As regards professed ultimate purpose, there is a difference between communism as expounded by Marx, Lenin and Stalin, and fascism as expounded by Mussolini and Hitler. Communism looks forward to a world social revolution which is to abolish capitalism and usher in the millenium [sic]. Hitler and Mussolini thought in terms of racial and national megalomania.
There is a difference here, but there is also an element of similarity. For regimes animated by such grandiloquent dreams are not likely to be reliably good neighbours of countries which do not fall in with their aspirations.
Another difference may be seen in the fact that communists in Russia and elsewhere, beat the drums for class hatred, whereas fascists have stressed race and national hatred. But here again one is struck by the fact that hatred, of one kind or another, figures so prominently in the thinking of both regimes. And the Soviet communist claim to be exempt from racism is wearing a little thin when one considers the implications of such actions as the blotting out of several ethnic groups in the Soviet Union (the Volga Germans, the Crimean Tartars, the Kalmyks and others) who were regarded as lacking in loyalty in the late war.
Eight Similarities Listed
In the matter of everyday administrative practice resemblances between these two totalitarian systems are far too numerous and striking to be dismissed as accidental or superficial.

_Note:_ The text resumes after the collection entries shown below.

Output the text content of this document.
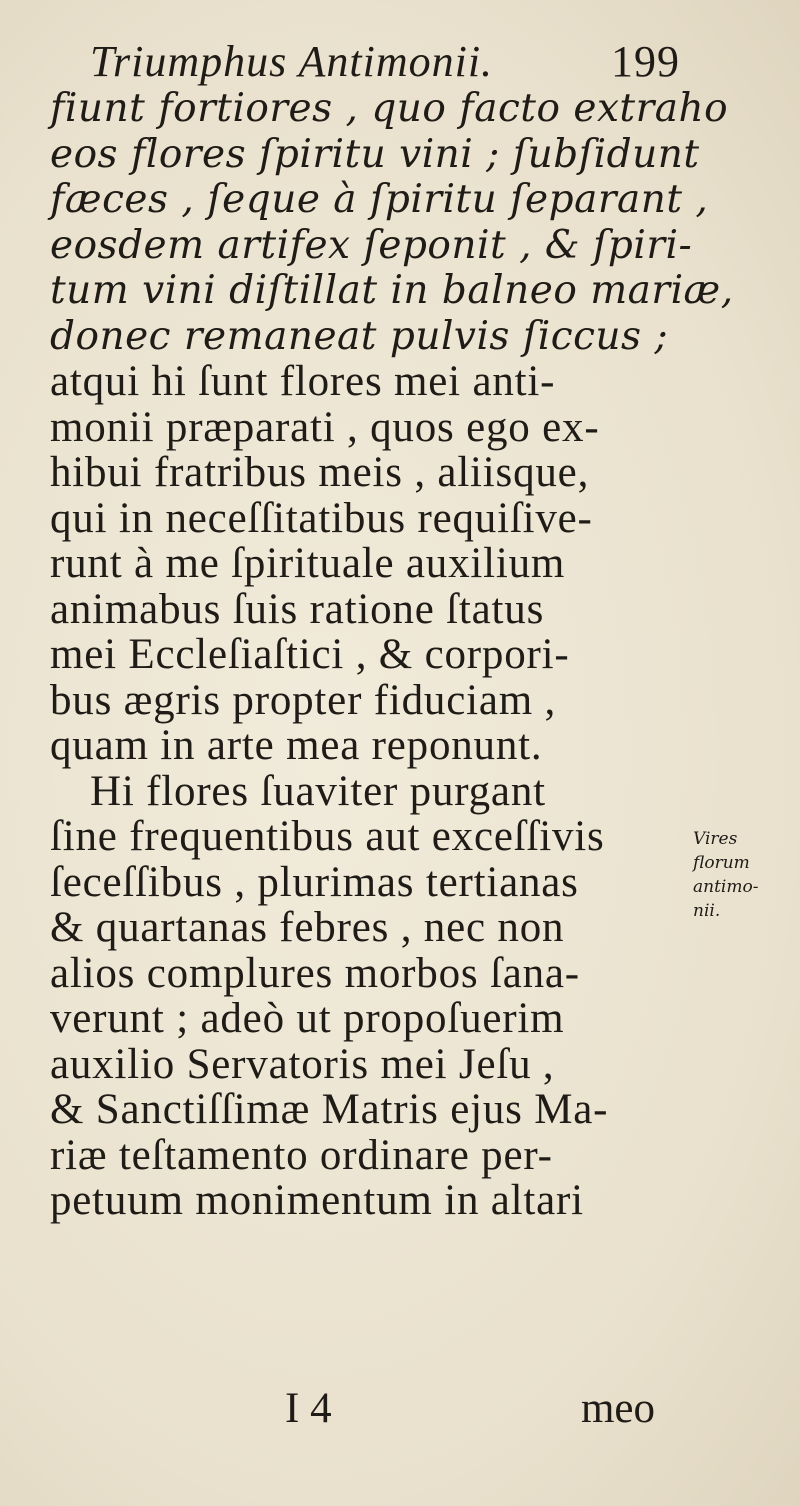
Triumphus Antimonii.	199
fiunt fortiores , quo facto extraho
eos flores ſpiritu vini ; ſubſidunt
fæces , ſeque à ſpiritu ſeparant ,
eosdem artifex ſeponit , & ſpiri-
tum vini diſtillat in balneo mariæ,
donec remaneat pulvis ſiccus ;
atqui hi ſunt flores mei anti-
monii præparati , quos ego ex-
hibui fratribus meis , aliisque,
qui in neceſſitatibus requiſive-
runt à me ſpirituale auxilium
animabus ſuis ratione ſtatus
mei Eccleſiaſtici , & corpori-
bus ægris propter fiduciam ,
quam in arte mea reponunt.
Hi flores ſuaviter purgant
ſine frequentibus aut exceſſivis
ſeceſſibus , plurimas tertianas
& quartanas febres , nec non
alios complures morbos ſana-
verunt ; adeò ut propoſuerim
auxilio Servatoris mei Jeſu ,
& Sanctiſſimæ Matris ejus Ma-
riæ teſtamento ordinare per-
petuum monimentum in altari
Vires
florum
antimo-
nii.
I 4	meo
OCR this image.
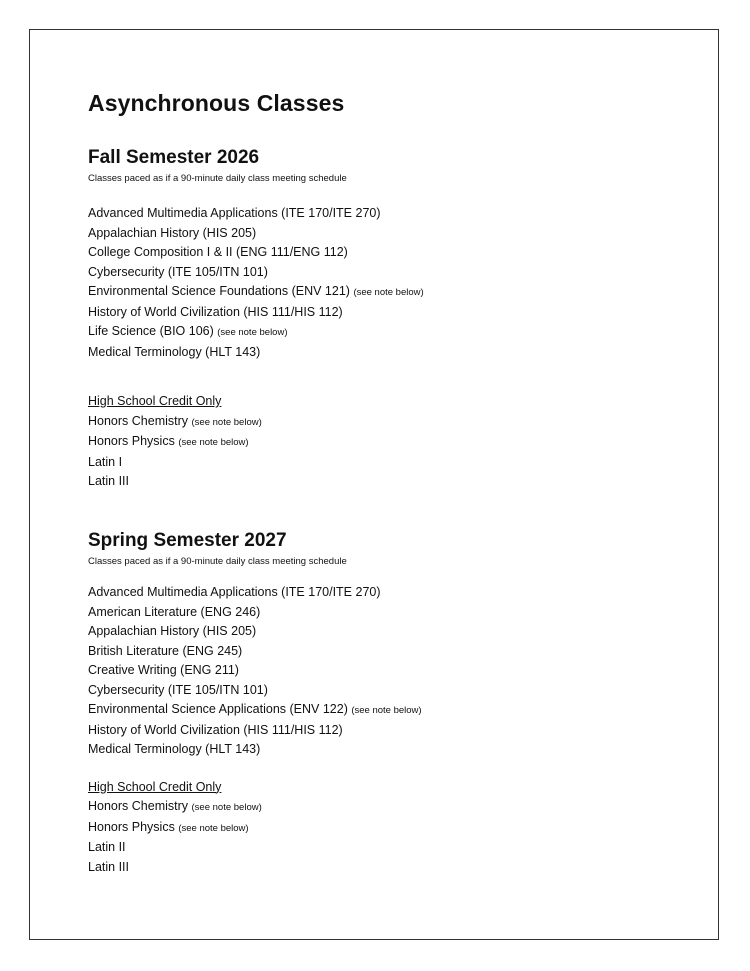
Asynchronous Classes
Fall Semester 2026
Classes paced as if a 90-minute daily class meeting schedule
Advanced Multimedia Applications (ITE 170/ITE 270)
Appalachian History (HIS 205)
College Composition I & II (ENG 111/ENG 112)
Cybersecurity (ITE 105/ITN 101)
Environmental Science Foundations (ENV 121) (see note below)
History of World Civilization (HIS 111/HIS 112)
Life Science (BIO 106) (see note below)
Medical Terminology (HLT 143)
High School Credit Only
Honors Chemistry (see note below)
Honors Physics (see note below)
Latin I
Latin III
Spring Semester 2027
Classes paced as if a 90-minute daily class meeting schedule
Advanced Multimedia Applications (ITE 170/ITE 270)
American Literature (ENG 246)
Appalachian History (HIS 205)
British Literature (ENG 245)
Creative Writing (ENG 211)
Cybersecurity (ITE 105/ITN 101)
Environmental Science Applications (ENV 122) (see note below)
History of World Civilization (HIS 111/HIS 112)
Medical Terminology (HLT 143)
High School Credit Only
Honors Chemistry (see note below)
Honors Physics (see note below)
Latin II
Latin III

Eight of the more important of these resemblances may be listed as follows:
1. The supposedly infallible Leader who may not be criticized, who must always be surrounded with the thickest incense of flattery.
2. The single ruling party, which tolerates neither criticism nor organized opposition and really amounts to a permanent governing class.
3. Government by a mixture of unlimited propaganda and unlimited terrorism. Those subjects of a totalitarian state who are too intelligent to be taken in by the propaganda, are intimidated and effectively silenced by the terror. The propaganda is made unlimited by exclusive government control of the press, the schools, the radio, of every agency of instruction and information.
4. Complete absence of the rule of objective law, and of safeguards for the individual against the arbitrary violence of the state. Of course there is the code of law in the Soviet Union, as there were laws and law courts in Nazi Germany and fascist Italy. But on any suspicion of opposition to the government the political police under all these regimes could act on its own discretion. As a journalistic associate once said in Moscow:
“There is no habeas corpus in this country. But they have a pretty effective substitute for it. One might call it: habeas cadaver.”
5. Widespread use of slave labour. This has prevalent in the Soviet Union since 1929 and was practised on a large scale in Nazi Germany during the war.
6. Complete state control of the economy.
7. An incurable desire to carry on subversive intrigues in foreign lands.
8. An attitude of bellicose suspicion toward the outside world. Perhaps the most extreme expression of this attitude is the recent Soviet decree forbidding marriage between Soviet citizens and foreigners.
http://hurryupharry.org/2010/10/01/from-the-vaults-wall-street-journal-october-20-1947/
Thought it is an interesting subject to discuss.